How are CUs Pricing Deposits in a 0% Rate Environment?

This article uses First Look 4Q 2008 data to examine how credit unions have priced their deposit products over the last three years as the Federal Funds rate fell from 5.25% to a target range of 0-25 bps.


From June 2006 to September 2007, the Federal Reserve target rate was set at 5.25%. Once the effects of the subprime housing crisis began to fully emerge, the target rate began its precipitous decline, finally bottoming out at 0 to 25 bps in December 2008. This monumental shift occurred in less than 1 year and three months.

In 2008, the stock market plummeted, the financial services industry experienced widespread turmoil and dramatic merger activity, and federal insurance limits were raised. Coupled with the target rate decline, the deposit market experienced a dramatic shake-up in a short period of time.

Let’s examine the data to determine how credit unions have adjusted to this shift. This analysis uses data generated from Callahan & Associates’ quarterly First Look Program, which allows us to compare credit union data before complete year-end figures are officially released by the NCUA later this month. Thus far, Callahan has received data from credit unions representing a total of $237.5 billion dollars in assets, or approximately 29.2% of total industry assets.
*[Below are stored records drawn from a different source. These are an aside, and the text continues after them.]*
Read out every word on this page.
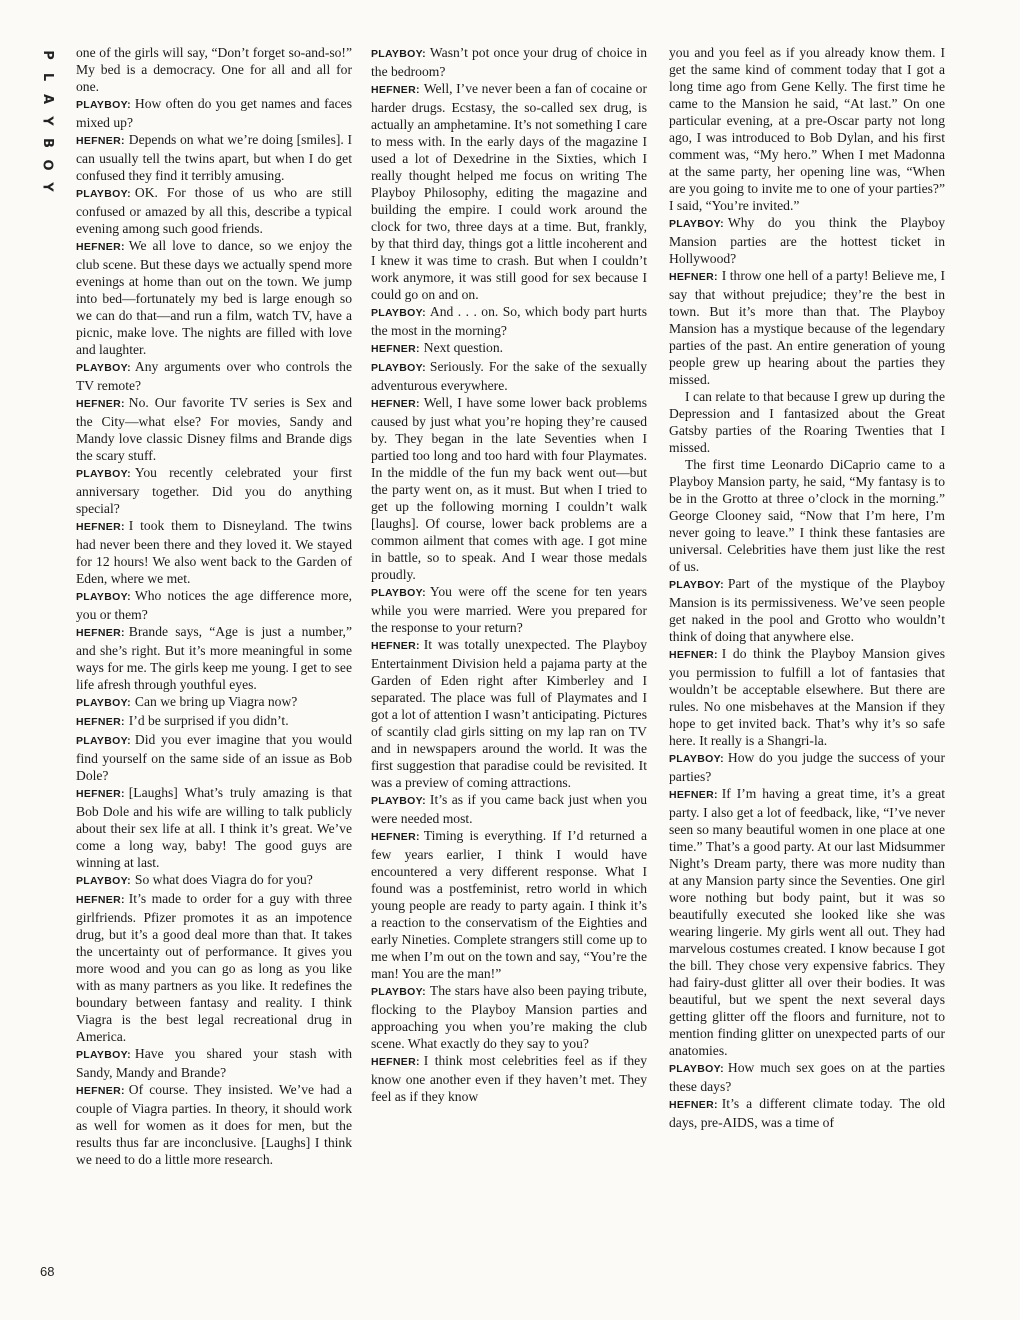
P
L
A
Y
B
O
Y

one of the girls will say, “Don’t forget so-and-so!” My bed is a democracy. One for all and all for one.

PLAYBOY: How often do you get names and faces mixed up?

HEFNER: Depends on what we’re doing [smiles]. I can usually tell the twins apart, but when I do get confused they find it terribly amusing.

PLAYBOY: OK. For those of us who are still confused or amazed by all this, describe a typical evening among such good friends.

HEFNER: We all love to dance, so we enjoy the club scene. But these days we actually spend more evenings at home than out on the town. We jump into bed—fortunately my bed is large enough so we can do that—and run a film, watch TV, have a picnic, make love. The nights are filled with love and laughter.

PLAYBOY: Any arguments over who controls the TV remote?

HEFNER: No. Our favorite TV series is Sex and the City—what else? For movies, Sandy and Mandy love classic Disney films and Brande digs the scary stuff.

PLAYBOY: You recently celebrated your first anniversary together. Did you do anything special?

HEFNER: I took them to Disneyland. The twins had never been there and they loved it. We stayed for 12 hours! We also went back to the Garden of Eden, where we met.

PLAYBOY: Who notices the age difference more, you or them?

HEFNER: Brande says, “Age is just a number,” and she’s right. But it’s more meaningful in some ways for me. The girls keep me young. I get to see life afresh through youthful eyes.

PLAYBOY: Can we bring up Viagra now?

HEFNER: I’d be surprised if you didn’t.

PLAYBOY: Did you ever imagine that you would find yourself on the same side of an issue as Bob Dole?

HEFNER: [Laughs] What’s truly amazing is that Bob Dole and his wife are willing to talk publicly about their sex life at all. I think it’s great. We’ve come a long way, baby! The good guys are winning at last.

PLAYBOY: So what does Viagra do for you?

HEFNER: It’s made to order for a guy with three girlfriends. Pfizer promotes it as an impotence drug, but it’s a good deal more than that. It takes the uncertainty out of performance. It gives you more wood and you can go as long as you like with as many partners as you like. It redefines the boundary between fantasy and reality. I think Viagra is the best legal recreational drug in America.

PLAYBOY: Have you shared your stash with Sandy, Mandy and Brande?

HEFNER: Of course. They insisted. We’ve had a couple of Viagra parties. In theory, it should work as well for women as it does for men, but the results thus far are inconclusive. [Laughs] I think we need to do a little more research.

PLAYBOY: Wasn’t pot once your drug of choice in the bedroom?

HEFNER: Well, I’ve never been a fan of cocaine or harder drugs. Ecstasy, the so-called sex drug, is actually an amphetamine. It’s not something I care to mess with. In the early days of the magazine I used a lot of Dexedrine in the Sixties, which I really thought helped me focus on writing The Playboy Philosophy, editing the magazine and building the empire. I could work around the clock for two, three days at a time. But, frankly, by that third day, things got a little incoherent and I knew it was time to crash. But when I couldn’t work anymore, it was still good for sex because I could go on and on.

PLAYBOY: And . . . on. So, which body part hurts the most in the morning?

HEFNER: Next question.

PLAYBOY: Seriously. For the sake of the sexually adventurous everywhere.

HEFNER: Well, I have some lower back problems caused by just what you’re hoping they’re caused by. They began in the late Seventies when I partied too long and too hard with four Playmates. In the middle of the fun my back went out—but the party went on, as it must. But when I tried to get up the following morning I couldn’t walk [laughs]. Of course, lower back problems are a common ailment that comes with age. I got mine in battle, so to speak. And I wear those medals proudly.

PLAYBOY: You were off the scene for ten years while you were married. Were you prepared for the response to your return?

HEFNER: It was totally unexpected. The Playboy Entertainment Division held a pajama party at the Garden of Eden right after Kimberley and I separated. The place was full of Playmates and I got a lot of attention I wasn’t anticipating. Pictures of scantily clad girls sitting on my lap ran on TV and in newspapers around the world. It was the first suggestion that paradise could be revisited. It was a preview of coming attractions.

PLAYBOY: It’s as if you came back just when you were needed most.

HEFNER: Timing is everything. If I’d returned a few years earlier, I think I would have encountered a very different response. What I found was a postfeminist, retro world in which young people are ready to party again. I think it’s a reaction to the conservatism of the Eighties and early Nineties. Complete strangers still come up to me when I’m out on the town and say, “You’re the man! You are the man!”

PLAYBOY: The stars have also been paying tribute, flocking to the Playboy Mansion parties and approaching you when you’re making the club scene. What exactly do they say to you?

HEFNER: I think most celebrities feel as if they know one another even if they haven’t met. They feel as if they know

you and you feel as if you already know them. I get the same kind of comment today that I got a long time ago from Gene Kelly. The first time he came to the Mansion he said, “At last.” On one particular evening, at a pre-Oscar party not long ago, I was introduced to Bob Dylan, and his first comment was, “My hero.” When I met Madonna at the same party, her opening line was, “When are you going to invite me to one of your parties?” I said, “You’re invited.”

PLAYBOY: Why do you think the Playboy Mansion parties are the hottest ticket in Hollywood?

HEFNER: I throw one hell of a party! Believe me, I say that without prejudice; they’re the best in town. But it’s more than that. The Playboy Mansion has a mystique because of the legendary parties of the past. An entire generation of young people grew up hearing about the parties they missed.

I can relate to that because I grew up during the Depression and I fantasized about the Great Gatsby parties of the Roaring Twenties that I missed.

The first time Leonardo DiCaprio came to a Playboy Mansion party, he said, “My fantasy is to be in the Grotto at three o’clock in the morning.” George Clooney said, “Now that I’m here, I’m never going to leave.” I think these fantasies are universal. Celebrities have them just like the rest of us.

PLAYBOY: Part of the mystique of the Playboy Mansion is its permissiveness. We’ve seen people get naked in the pool and Grotto who wouldn’t think of doing that anywhere else.

HEFNER: I do think the Playboy Mansion gives you permission to fulfill a lot of fantasies that wouldn’t be acceptable elsewhere. But there are rules. No one misbehaves at the Mansion if they hope to get invited back. That’s why it’s so safe here. It really is a Shangri-la.

PLAYBOY: How do you judge the success of your parties?

HEFNER: If I’m having a great time, it’s a great party. I also get a lot of feedback, like, “I’ve never seen so many beautiful women in one place at one time.” That’s a good party. At our last Midsummer Night’s Dream party, there was more nudity than at any Mansion party since the Seventies. One girl wore nothing but body paint, but it was so beautifully executed she looked like she was wearing lingerie. My girls went all out. They had marvelous costumes created. I know because I got the bill. They chose very expensive fabrics. They had fairy-dust glitter all over their bodies. It was beautiful, but we spent the next several days getting glitter off the floors and furniture, not to mention finding glitter on unexpected parts of our anatomies.

PLAYBOY: How much sex goes on at the parties these days?

HEFNER: It’s a different climate today. The old days, pre-AIDS, was a time of

68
The first graph displays the daily effective rate plotted against the Federal Reserve’s target rate over the last three calendar years. The second graph shows the average rate of several different credit union deposit products over the same period of time. Only credit unions offering each type of account were included in the individual average rate totals.

Credit unions have been actively ratcheting their rates down following Fed adjustments in the past two years, slightly lagging behind movements of the target rate. The two credit union products that have experienced the highest proportional decline in their average rate between 2Q 2007 and 4Q 2008 are money market accounts and share certificates, which declined 38% and 36% respectively.

Attracting more member deposits can be one possible positive result of deposit product rates slightly lagging behind the falling Federal Funds rate. However, in many areas, banks continue to aggressively search for deposits due to their desperate need for funding after the collapse of the secondary markets.

In 2008, total deposits grew 7.1% for First Look credit unions, essentially the same rate of growth as the previous year. All share accounts positively grew with the exception of Share Drafts, which declined slightly. Money market accounts and IRAs grew at the highest rates, 18.2% and 12.8% respectively.

As credit unions were slower to drop deposit rates, they operate on tighter margins. In this environment, tightly focused deposit pricing strategy and ALM management is critical. Now that it appears the Federal Funds target rate will remain at historic lows for some time, each credit union must adapt a sustainable strategy which best allows them to take advantage of their particular market conditions.